A hundred thirty eight years later, the day that Laverne Ingerman's mother foretold came. The day he would die.

It didn't scare him, at first. Yet lying on the cobblestone roads of his city covered in blood he wasn't even sure was from his own veins instilled fear in him. He was going to die today.

Was it the thought of knowing he wouldn't exist after today? Or was it the fact that he was losing mass amounts of blood by the minute? He didn't know. He couldn't speculate on a reason. There were too many emotions mixing into one and somebody outside was thrashing the cauldron about, making it harder to discern what he had been feeling. His body was too numb.

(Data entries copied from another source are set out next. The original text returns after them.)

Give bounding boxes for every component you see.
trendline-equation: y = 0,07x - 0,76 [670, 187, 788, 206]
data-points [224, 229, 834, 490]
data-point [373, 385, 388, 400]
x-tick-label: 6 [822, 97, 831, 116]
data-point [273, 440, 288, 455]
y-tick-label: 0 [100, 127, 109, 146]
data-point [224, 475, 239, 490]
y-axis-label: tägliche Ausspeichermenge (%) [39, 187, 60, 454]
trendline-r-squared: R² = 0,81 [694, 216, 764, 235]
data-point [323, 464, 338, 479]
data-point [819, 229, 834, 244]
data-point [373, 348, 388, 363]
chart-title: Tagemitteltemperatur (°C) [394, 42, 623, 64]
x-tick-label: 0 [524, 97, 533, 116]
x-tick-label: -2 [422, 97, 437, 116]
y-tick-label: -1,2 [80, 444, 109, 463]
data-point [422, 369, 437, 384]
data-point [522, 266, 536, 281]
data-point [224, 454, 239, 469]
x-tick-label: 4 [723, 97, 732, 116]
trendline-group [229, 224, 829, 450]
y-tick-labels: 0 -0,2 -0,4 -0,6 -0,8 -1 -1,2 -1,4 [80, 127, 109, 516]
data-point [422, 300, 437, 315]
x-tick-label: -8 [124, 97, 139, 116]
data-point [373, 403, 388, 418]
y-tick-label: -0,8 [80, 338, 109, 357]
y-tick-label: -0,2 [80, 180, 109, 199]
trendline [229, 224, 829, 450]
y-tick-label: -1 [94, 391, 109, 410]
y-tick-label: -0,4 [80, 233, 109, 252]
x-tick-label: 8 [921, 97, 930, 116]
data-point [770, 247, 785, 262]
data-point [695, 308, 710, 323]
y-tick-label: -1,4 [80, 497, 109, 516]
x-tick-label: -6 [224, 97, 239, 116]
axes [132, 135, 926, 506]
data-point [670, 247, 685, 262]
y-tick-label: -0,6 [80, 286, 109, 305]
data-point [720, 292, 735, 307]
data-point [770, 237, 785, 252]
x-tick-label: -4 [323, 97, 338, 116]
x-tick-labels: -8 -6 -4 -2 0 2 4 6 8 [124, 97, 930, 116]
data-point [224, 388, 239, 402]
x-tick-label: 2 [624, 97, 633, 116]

Their swords had cut open his chest and the white bone of his ribcage was visible. Hell, if they looked close enough, they could see right through the fleshy bits to the other side of his body. Laverne Ingerman had collapsed to his knees in front of one of them. He reached a bloody hand out, shakily. Perhaps he was asking for mercy. Perhaps he'd planned to trick them if they took his hand. His long, slender fingers curled as he reached as far out as possible. His outstretched arm retracted as his body slumped to the ground. His other hand curled around the sword that sealed the darkness, a blade born of sun and fire. The one in front of him watched carefully, half expecting him to utter his last words.

Instead, the second Laverne Ingerman's fingers entwined with the sword's grip, the dying elf's eyes lit up a brilliant gold in unison with the elven rune symbols along the blade. He drifted into slumber as something else took hold, something otherworldly. And he said in the calmest effect that sent his once sweltering dread back at his enemies, "Not today."